Wtorkowo-środowy odwyk – wraca Liga Mistrzów

redakcja

Autor:redakcja

18 września 2012, 15:53 • 7 min czytania

Niektórzy czekali na ten moment od chwili, gdy Casillas krzyczał do sędziego: „ref, respect for Italia”. Od zakończenia Euro nie mieliśmy międzynarodowych meczów na najwyższym poziomie, musieliśmy zachwycać się ekstraklasą lub wyczynami polskich fachowców w eliminacjach do europejskich pucharów. Teraz pora o tym zapomnieć, wziąć głęboki oddech i wreszcie popatrzeć na coś na poziomie, bez ryzyka zwrócenia obiadu. Wraca Liga Mistrzów – rozgrywki wolne od nieudolności, chaosu i fatalnych pudeł. Chwilami wcale nie żałujemy, że droga do świata wielkiej piłki jest dla naszych ligowców zablokowana szlabanem.
Każdy ma swoją definicję szczęścia – nam akurat nie uśmiechało się nerwowe popijanie melisy w środku tygodnia po bolesnych kompromitacjach. Na szczęście, nasi jakby nas wysłuchali i oddali pole niemal całej Europie. A my mamy możliwość spokojnego przeanalizowania stawki na kilka godzin przed budującym napięcie i jakże oczekiwanym hymnem LM…

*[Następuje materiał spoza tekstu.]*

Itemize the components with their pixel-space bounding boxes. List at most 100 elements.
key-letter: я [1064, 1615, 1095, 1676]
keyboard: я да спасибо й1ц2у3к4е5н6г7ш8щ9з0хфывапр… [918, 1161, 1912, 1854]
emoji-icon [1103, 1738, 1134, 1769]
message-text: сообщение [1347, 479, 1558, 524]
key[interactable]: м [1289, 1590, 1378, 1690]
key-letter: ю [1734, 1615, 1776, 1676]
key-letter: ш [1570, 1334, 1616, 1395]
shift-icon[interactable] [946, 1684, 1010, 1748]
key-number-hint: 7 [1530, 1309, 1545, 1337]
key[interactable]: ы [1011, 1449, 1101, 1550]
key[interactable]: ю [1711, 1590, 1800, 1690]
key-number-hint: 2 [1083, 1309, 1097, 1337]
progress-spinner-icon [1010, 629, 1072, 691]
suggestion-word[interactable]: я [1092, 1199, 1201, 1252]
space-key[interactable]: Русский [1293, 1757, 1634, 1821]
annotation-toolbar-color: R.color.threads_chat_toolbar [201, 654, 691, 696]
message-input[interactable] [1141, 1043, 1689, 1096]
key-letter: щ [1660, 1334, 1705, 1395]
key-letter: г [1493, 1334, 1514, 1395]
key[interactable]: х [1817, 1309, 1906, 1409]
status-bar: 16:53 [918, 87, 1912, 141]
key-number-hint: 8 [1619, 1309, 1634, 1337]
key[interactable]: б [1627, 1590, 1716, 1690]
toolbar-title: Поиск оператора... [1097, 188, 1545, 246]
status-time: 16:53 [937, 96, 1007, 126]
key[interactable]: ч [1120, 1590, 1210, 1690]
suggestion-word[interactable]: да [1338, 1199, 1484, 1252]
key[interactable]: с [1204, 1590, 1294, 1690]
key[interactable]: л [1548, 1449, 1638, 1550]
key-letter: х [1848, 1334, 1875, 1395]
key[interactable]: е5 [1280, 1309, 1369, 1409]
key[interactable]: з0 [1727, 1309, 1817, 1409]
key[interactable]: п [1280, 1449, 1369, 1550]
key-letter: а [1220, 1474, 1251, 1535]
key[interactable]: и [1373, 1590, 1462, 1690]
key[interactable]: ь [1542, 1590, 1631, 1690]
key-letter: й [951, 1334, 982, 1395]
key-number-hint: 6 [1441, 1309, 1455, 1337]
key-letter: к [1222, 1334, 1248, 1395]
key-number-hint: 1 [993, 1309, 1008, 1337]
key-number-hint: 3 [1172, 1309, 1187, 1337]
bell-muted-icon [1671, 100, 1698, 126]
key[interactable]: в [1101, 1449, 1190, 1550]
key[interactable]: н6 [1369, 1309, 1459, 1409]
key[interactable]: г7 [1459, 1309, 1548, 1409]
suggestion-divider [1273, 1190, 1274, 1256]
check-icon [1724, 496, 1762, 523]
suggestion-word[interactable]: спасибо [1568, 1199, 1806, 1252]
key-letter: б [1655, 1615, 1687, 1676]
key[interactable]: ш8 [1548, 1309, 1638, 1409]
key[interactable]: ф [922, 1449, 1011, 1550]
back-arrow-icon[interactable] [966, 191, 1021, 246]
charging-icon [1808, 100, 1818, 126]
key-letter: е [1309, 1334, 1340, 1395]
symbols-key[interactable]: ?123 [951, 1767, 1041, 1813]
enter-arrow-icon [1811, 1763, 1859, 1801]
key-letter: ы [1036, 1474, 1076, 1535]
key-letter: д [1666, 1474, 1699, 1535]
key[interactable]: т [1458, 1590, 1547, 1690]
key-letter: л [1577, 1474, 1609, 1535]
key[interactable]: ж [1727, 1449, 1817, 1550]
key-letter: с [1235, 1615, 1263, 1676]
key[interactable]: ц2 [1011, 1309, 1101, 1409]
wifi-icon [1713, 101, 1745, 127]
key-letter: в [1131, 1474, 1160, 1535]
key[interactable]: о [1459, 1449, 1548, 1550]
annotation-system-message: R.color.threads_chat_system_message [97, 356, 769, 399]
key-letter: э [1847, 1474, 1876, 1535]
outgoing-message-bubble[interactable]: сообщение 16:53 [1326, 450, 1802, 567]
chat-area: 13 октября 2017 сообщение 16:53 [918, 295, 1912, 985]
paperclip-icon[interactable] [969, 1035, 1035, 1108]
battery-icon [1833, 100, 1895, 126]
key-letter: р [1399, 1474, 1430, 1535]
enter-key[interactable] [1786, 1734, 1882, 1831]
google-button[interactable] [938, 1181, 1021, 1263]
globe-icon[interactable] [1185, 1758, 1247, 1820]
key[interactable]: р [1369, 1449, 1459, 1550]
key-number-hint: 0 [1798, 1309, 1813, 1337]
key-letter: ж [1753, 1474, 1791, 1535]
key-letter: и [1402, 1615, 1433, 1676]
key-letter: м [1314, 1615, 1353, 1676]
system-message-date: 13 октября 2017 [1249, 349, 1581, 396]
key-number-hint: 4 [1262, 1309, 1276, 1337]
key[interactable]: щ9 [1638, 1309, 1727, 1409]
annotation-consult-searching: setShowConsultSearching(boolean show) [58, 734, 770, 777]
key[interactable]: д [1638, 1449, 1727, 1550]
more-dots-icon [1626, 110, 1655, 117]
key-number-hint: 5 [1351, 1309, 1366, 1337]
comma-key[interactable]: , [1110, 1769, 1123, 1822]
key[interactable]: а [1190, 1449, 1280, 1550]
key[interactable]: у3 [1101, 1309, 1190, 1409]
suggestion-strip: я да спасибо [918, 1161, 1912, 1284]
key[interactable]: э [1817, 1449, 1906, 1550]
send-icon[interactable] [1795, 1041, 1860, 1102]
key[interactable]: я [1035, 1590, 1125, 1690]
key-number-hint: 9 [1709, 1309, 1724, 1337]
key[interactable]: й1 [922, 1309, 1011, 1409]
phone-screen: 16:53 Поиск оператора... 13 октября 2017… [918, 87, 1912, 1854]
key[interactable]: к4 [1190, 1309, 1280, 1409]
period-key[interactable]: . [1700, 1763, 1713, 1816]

Wtorkowo-środowy odwyk – wraca Liga Mistrzów
Reklama

Grupa A

Reklama

– Byłem zmuszony odejść z Dinama do Hajduka Split z różnych powodów. Nie wykluczam jednak, że kiedyś wrócę do Zagrzebia. Kto wie, może po to, by założyć koszulkę klubu, któremu kibicowałem całe dzieciństwo – mówił przed kilkoma laty największy zdrajca w historii chorwackiej piłki, Niko Kranjcar. Człowiek, którego wizerunek kibice najchętniej spaliliby w okolicach stadionu jak marzannę symbolizującą początek wiosny. Powrót 30-latka na stare śmieci w barwach Dynama Kijów to gwarant tego, że rywalizacja w grupie A nie będzie nudzić.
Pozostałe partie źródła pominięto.